Nein, ich lasse es nicht zu, dass es bei diesem nationalen Stabilitätspakt unehrlich zugeht. Ich lasse es nicht zu, dass hier getrickst wird, sondern ich will, dass der Bund seiner Verantwortung gerecht wird und nicht Lasten auf Dritte abdrückt. Ich sage Ja zu einem solchen Stabilitätspakt, aber es muss eine saubere, eine seriöse Grundlage da sein.
Baden-Württemberg ist das allerletzte Land, das sich in dieser Frage den schwarzen Peter zuschieben lassen muss. Auch dies werde ich nicht zulassen. Denn Baden-Württemberg Günther Oettinger hat die Zahlen bereits genannt hat schon heute wesentliche Hausaufgaben gemacht und hat für das Jahr 2006 ein klares Ziel. Wir werden unser Ziel im Jahr 2006 erreichen
nein, nicht 2004, sondern 2006 , und damit haben wir eine ganz wichtige Voraussetzung unsererseits für diesen nationalen Stabilitätspakt geliefert.

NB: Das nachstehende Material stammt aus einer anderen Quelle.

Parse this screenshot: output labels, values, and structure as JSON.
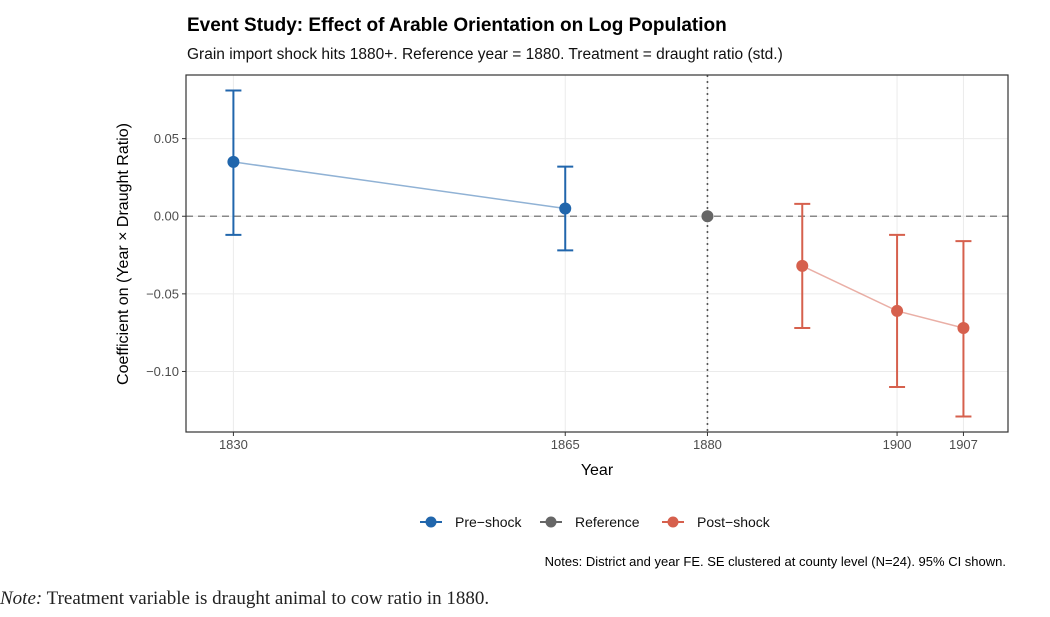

Wenn ich dann noch hinzurechne, dass das Land BadenWürttemberg jedes Jahr 2,2 Milliarden in den Finanzausgleich einbringt, dann glaube ich, dass diese beiden Vorgänge Grund genug sind, um zu sagen, dass Baden-Württemberg bereits in der Vergangenheit seine Hausaufgaben gemacht hat, dass es sie aber erst recht auch in der Zukunft machen wird. Baden-Württemberg hat eine Menge geleistet. Jetzt sind erst einmal die anderen an der Reihe.